DISADVANTAGED: Dr John Bird says local medical practices are faced with higher recruitment and training costs than major cities.
DISADVANTAGED: Dr John Bird says local medical practices are faced with higher recruitment and training costs than major cities. Julia Bartrim

Doctor warns Gladstone health services are in for more grief

DR JOHN Bird has practised medicine in Gladstone since 1980 and he has grim news for the region.

Gladstone people will have to lower their expectations in regards to health care services, he said, adding that residents faced fewer services, less affordable services and higher fees for that service in the future.

"The alternative to that is not to have a service at all," he said.

Dr Bird, one of the directors of Gladstone GP Super Clinic, said regional areas like Gladstone were fighting an unfair battle with major cities to recruit and retain doctors.

One of the biggest problems is the extra costs regional practices incur through no fault of their own.

"It costs about $20,000 to recruit a doctor to Gladstone," Dr Bird said.

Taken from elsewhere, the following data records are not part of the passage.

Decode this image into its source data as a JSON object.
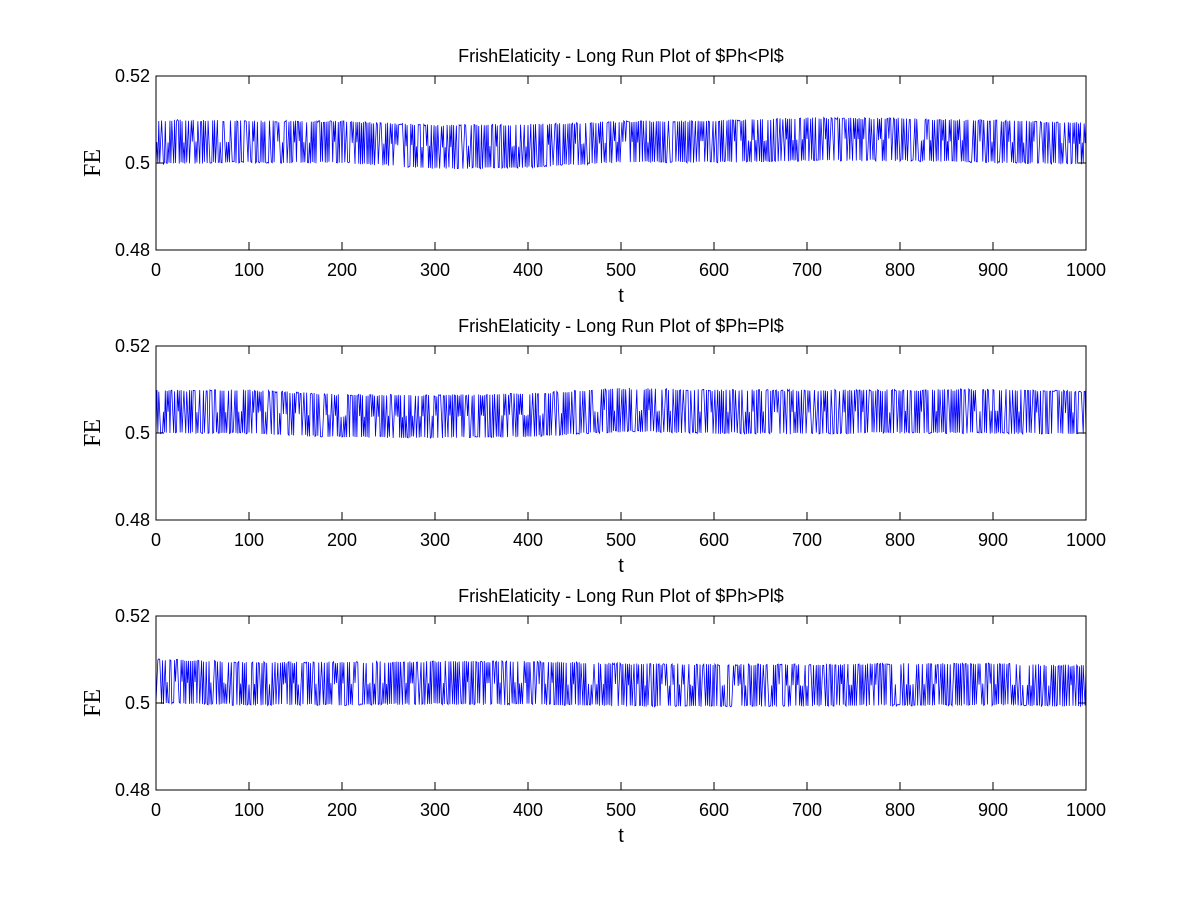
{
  "chart_data": [
    {
      "type": "line",
      "title": "FrishElaticity - Long Run Plot of $Ph<Pl$",
      "xlabel": "t",
      "ylabel": "FE",
      "xlim": [
        0,
        1000
      ],
      "ylim": [
        0.48,
        0.52
      ],
      "xticks": [
        0,
        100,
        200,
        300,
        400,
        500,
        600,
        700,
        800,
        900,
        1000
      ],
      "yticks": [
        0.48,
        0.5,
        0.52
      ],
      "xtick_labels": [
        "0",
        "100",
        "200",
        "300",
        "400",
        "500",
        "600",
        "700",
        "800",
        "900",
        "1000"
      ],
      "ytick_labels": [
        "0.48",
        "0.5",
        "0.52"
      ],
      "grid": false,
      "series": [
        {
          "color": "#0000ff",
          "style": "oscillating",
          "x": [
            0,
            100,
            200,
            300,
            400,
            500,
            600,
            700,
            800,
            900,
            1000
          ],
          "upper": [
            0.5098,
            0.5096,
            0.5095,
            0.5086,
            0.5088,
            0.5095,
            0.5097,
            0.5103,
            0.5102,
            0.5097,
            0.5092
          ],
          "lower": [
            0.4999,
            0.5002,
            0.5001,
            0.4988,
            0.499,
            0.5003,
            0.5002,
            0.5006,
            0.5006,
            0.5002,
            0.4998
          ]
        }
      ]
    },
    {
      "type": "line",
      "title": "FrishElaticity - Long Run Plot of $Ph=Pl$",
      "xlabel": "t",
      "ylabel": "FE",
      "xlim": [
        0,
        1000
      ],
      "ylim": [
        0.48,
        0.52
      ],
      "xticks": [
        0,
        100,
        200,
        300,
        400,
        500,
        600,
        700,
        800,
        900,
        1000
      ],
      "yticks": [
        0.48,
        0.5,
        0.52
      ],
      "xtick_labels": [
        "0",
        "100",
        "200",
        "300",
        "400",
        "500",
        "600",
        "700",
        "800",
        "900",
        "1000"
      ],
      "ytick_labels": [
        "0.48",
        "0.5",
        "0.52"
      ],
      "grid": false,
      "series": [
        {
          "color": "#0000ff",
          "style": "oscillating",
          "x": [
            0,
            100,
            200,
            300,
            400,
            500,
            600,
            700,
            800,
            900,
            1000
          ],
          "upper": [
            0.5097,
            0.5098,
            0.5087,
            0.5086,
            0.509,
            0.5102,
            0.5098,
            0.5098,
            0.5098,
            0.51,
            0.5095
          ],
          "lower": [
            0.5,
            0.5,
            0.4991,
            0.499,
            0.4992,
            0.5004,
            0.5,
            0.4999,
            0.5001,
            0.5,
            0.4999
          ]
        }
      ]
    },
    {
      "type": "line",
      "title": "FrishElaticity - Long Run Plot of $Ph>Pl$",
      "xlabel": "t",
      "ylabel": "FE",
      "xlim": [
        0,
        1000
      ],
      "ylim": [
        0.48,
        0.52
      ],
      "xticks": [
        0,
        100,
        200,
        300,
        400,
        500,
        600,
        700,
        800,
        900,
        1000
      ],
      "yticks": [
        0.48,
        0.5,
        0.52
      ],
      "xtick_labels": [
        "0",
        "100",
        "200",
        "300",
        "400",
        "500",
        "600",
        "700",
        "800",
        "900",
        "1000"
      ],
      "ytick_labels": [
        "0.48",
        "0.5",
        "0.52"
      ],
      "grid": false,
      "series": [
        {
          "color": "#0000ff",
          "style": "oscillating",
          "x": [
            0,
            100,
            200,
            300,
            400,
            500,
            600,
            700,
            800,
            900,
            1000
          ],
          "upper": [
            0.51,
            0.5093,
            0.5093,
            0.5095,
            0.5095,
            0.509,
            0.5088,
            0.5088,
            0.509,
            0.509,
            0.5085
          ],
          "lower": [
            0.5,
            0.4996,
            0.4996,
            0.4998,
            0.4997,
            0.4994,
            0.4993,
            0.4994,
            0.4995,
            0.4996,
            0.4993
          ]
        }
      ]
    }
  ]
}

"The only doctors that we have been successful in recruiting (here) are doctors who have to come here because they need training - that's another $20,000 on training."

Dr Bird said that in order to attract and retain doctors to regional areas, practices were forced to "maintain a premium relative to doctors in urban areas", another cost they struggle to afford.

"The unfortunate reality is that unless there's greater fee income there won't be doctors," he said.

Four medical practices have gone under in the Gladstone region in the past few years.

Although one of these, Calliope Medical Centre, has reopened, it has to date, been unable to secure any doctors.

Dr Bird said another problem was that there was no cap on doctors in any given area.

"Imagine if we funded an education system on the basis of the number of teachers in a school (as opposed to the number of students)," he said.

"That's exactly what we're doing with doctors.

"If you go out to Calliope which has 5000 people, that should equate to five doctors ... conversely there is five doctors' incomes injected into Brisbane in areas of oversupply."

Dr Bird said the problem was not greedy doctors but the system itself, which was "broken" and needed to be "fundamentally reformed".

Assistant practice manager at Gladstone Medical Centre and Harbour Family Practice Stephen Oriel agreed the government had to step in.

"It's the government that needs to follow up on the number of doctors in a population group," he said.

"We are constantly trying to sort something, we are definitely wanting to sort this out and we want to look after our patients in the best way we can."